E o consumo energético sobem dramaticamente anualmente..., e a dívida externa sobe, e o desemprego sobe, e os ricos sobem, e os pobres sobem, e a corrupção sobe, e a criminalidade sobe, e a poluição sobe, e a temperatura sobe, e a obesidade sobe, e os enfartes sobem, e empreendimentos turísticos sobem, e os campos de golfe sobem, e...a estupidez SOBE, é tudo o reflexo de um povo, de um governo, de uma sociedade cega para os verdadeiros problemas. Uma sociedade cega, ignorante, iludida e teimosa.

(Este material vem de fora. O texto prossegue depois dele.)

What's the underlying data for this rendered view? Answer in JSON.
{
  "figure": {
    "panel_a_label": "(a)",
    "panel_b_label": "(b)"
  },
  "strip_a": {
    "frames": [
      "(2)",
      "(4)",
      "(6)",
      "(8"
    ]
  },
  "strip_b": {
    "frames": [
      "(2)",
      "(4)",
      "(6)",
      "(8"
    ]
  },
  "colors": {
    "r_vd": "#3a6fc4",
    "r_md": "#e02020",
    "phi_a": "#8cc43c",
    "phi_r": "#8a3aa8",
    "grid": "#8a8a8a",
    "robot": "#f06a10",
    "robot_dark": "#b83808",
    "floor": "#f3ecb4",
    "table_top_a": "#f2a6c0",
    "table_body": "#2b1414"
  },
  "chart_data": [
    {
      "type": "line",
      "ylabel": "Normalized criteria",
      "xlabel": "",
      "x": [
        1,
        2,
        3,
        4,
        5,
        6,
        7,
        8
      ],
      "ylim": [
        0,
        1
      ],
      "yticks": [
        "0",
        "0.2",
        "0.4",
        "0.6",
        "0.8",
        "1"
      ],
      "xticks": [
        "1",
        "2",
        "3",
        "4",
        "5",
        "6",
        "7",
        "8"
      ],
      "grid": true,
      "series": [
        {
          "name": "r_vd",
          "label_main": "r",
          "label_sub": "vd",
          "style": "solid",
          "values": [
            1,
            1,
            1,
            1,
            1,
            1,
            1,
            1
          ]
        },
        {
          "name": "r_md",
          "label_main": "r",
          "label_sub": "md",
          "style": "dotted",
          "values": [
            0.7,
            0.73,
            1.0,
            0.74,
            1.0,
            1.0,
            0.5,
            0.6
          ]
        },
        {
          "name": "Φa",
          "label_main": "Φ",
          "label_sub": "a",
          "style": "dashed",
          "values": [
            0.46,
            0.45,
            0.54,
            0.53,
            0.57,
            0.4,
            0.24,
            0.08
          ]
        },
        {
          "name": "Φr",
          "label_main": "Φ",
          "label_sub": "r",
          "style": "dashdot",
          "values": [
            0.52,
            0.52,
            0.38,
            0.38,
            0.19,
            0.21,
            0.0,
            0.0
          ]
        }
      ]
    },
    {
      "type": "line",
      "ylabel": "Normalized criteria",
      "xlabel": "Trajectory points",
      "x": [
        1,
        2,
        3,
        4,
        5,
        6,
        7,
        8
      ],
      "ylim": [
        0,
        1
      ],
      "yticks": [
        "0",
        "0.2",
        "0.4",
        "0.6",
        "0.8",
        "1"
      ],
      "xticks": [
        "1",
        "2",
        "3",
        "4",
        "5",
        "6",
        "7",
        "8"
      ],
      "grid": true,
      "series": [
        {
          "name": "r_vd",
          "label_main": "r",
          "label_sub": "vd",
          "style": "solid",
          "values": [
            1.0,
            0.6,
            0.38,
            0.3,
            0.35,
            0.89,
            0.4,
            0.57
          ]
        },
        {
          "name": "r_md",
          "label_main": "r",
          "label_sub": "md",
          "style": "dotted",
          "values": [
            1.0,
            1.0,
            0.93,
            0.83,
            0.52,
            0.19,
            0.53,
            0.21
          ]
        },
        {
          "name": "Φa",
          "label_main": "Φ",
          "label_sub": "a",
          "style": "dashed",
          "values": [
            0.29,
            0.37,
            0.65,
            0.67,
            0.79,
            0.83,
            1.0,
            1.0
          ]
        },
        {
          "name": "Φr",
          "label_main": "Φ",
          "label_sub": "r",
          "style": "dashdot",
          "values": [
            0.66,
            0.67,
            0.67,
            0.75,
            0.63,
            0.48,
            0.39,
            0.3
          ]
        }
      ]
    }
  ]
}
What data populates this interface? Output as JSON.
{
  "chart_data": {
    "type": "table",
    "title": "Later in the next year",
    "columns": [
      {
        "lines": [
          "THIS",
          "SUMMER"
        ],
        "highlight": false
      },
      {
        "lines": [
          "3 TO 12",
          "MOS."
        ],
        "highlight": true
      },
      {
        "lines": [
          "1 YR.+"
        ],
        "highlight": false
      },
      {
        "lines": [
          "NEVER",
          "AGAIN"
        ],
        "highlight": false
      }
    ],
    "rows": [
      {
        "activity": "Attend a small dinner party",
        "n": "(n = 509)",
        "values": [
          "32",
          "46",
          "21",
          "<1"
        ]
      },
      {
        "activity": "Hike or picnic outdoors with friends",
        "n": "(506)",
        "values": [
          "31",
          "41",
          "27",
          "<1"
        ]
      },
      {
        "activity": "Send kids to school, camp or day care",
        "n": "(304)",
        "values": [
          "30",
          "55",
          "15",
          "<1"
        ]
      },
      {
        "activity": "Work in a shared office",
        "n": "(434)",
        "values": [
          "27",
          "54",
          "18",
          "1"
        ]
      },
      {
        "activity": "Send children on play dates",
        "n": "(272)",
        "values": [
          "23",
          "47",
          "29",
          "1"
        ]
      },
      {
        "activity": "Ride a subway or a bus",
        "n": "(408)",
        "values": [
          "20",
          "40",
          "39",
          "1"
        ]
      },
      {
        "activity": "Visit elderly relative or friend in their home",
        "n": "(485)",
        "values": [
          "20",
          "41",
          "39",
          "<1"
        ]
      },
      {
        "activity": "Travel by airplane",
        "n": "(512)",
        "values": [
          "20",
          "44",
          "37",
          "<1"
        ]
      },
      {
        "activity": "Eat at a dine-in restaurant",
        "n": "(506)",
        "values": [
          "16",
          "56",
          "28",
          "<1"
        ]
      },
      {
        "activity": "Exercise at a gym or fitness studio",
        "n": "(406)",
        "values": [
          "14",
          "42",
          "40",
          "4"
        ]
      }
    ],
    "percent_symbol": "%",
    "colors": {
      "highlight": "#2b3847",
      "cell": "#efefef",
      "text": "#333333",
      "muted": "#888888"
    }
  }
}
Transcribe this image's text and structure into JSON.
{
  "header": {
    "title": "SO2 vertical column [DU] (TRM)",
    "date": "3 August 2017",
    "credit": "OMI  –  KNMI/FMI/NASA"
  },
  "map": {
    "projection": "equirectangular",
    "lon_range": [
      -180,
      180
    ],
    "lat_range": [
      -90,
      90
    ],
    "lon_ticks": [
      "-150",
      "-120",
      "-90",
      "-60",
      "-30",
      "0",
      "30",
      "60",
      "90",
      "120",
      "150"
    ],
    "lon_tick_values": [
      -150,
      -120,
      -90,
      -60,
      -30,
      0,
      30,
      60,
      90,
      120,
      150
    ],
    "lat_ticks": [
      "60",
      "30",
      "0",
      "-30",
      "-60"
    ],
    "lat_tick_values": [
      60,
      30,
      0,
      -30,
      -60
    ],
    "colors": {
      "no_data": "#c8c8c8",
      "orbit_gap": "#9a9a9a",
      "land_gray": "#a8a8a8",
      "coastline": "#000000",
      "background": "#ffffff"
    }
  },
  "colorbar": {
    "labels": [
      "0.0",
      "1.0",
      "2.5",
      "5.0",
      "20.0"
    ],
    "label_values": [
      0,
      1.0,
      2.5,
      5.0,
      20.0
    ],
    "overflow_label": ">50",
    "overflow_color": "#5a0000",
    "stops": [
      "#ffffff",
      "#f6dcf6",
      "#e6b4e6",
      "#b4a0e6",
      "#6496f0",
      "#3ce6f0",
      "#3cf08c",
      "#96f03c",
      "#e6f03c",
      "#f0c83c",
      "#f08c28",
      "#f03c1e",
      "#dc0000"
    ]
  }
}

Portugal vai morrer pobre e crucificado em betão!

Mude-se de paradigma!

 Já tenho vergonha de ser humano. Transformem-me numa bactéria e mandem-me para o Espaço.


----------



## frederico (14 Jul 2010 às 04:59)

AnDré disse:


> Dado o tipo de estratégia energética adoptada pelo nosso país, a construção de barragens reversíveis são urgentes.
> 
> E quanto ao consumo de energia, este ano, não tem parado de subir.
> Nos primeiros 12 dias do mês, consumiu-se +7,9% de energia face ao mesmo período do ano passado.
> ...



Estranho esse aumento de consumo, num contexto de crise económica.


----------



## AnDré (14 Jul 2010 às 09:46)

Zoelae disse:


> E o consumo energético sobem dramaticamente anualmente..., e a dívida externa sobe, e o desemprego sobe, e os ricos sobem, e os pobres sobem, e a corrupção sobe, e a criminalidade sobe, e a poluição sobe, e a temperatura sobe, e a obesidade sobe, e os enfartes sobem, e empreendimentos turísticos sobem, e os campos de golfe sobem, e...a estupidez SOBE, é tudo o reflexo de um povo, de um governo, de uma sociedade cega para os verdadeiros problemas. Uma sociedade cega, ignorante, iludida e teimosa.
> 
> Portugal vai morrer pobre e crucificado em betão!
> 
> ...





frederico disse:


> Estranho esse aumento de consumo, num contexto de crise económica.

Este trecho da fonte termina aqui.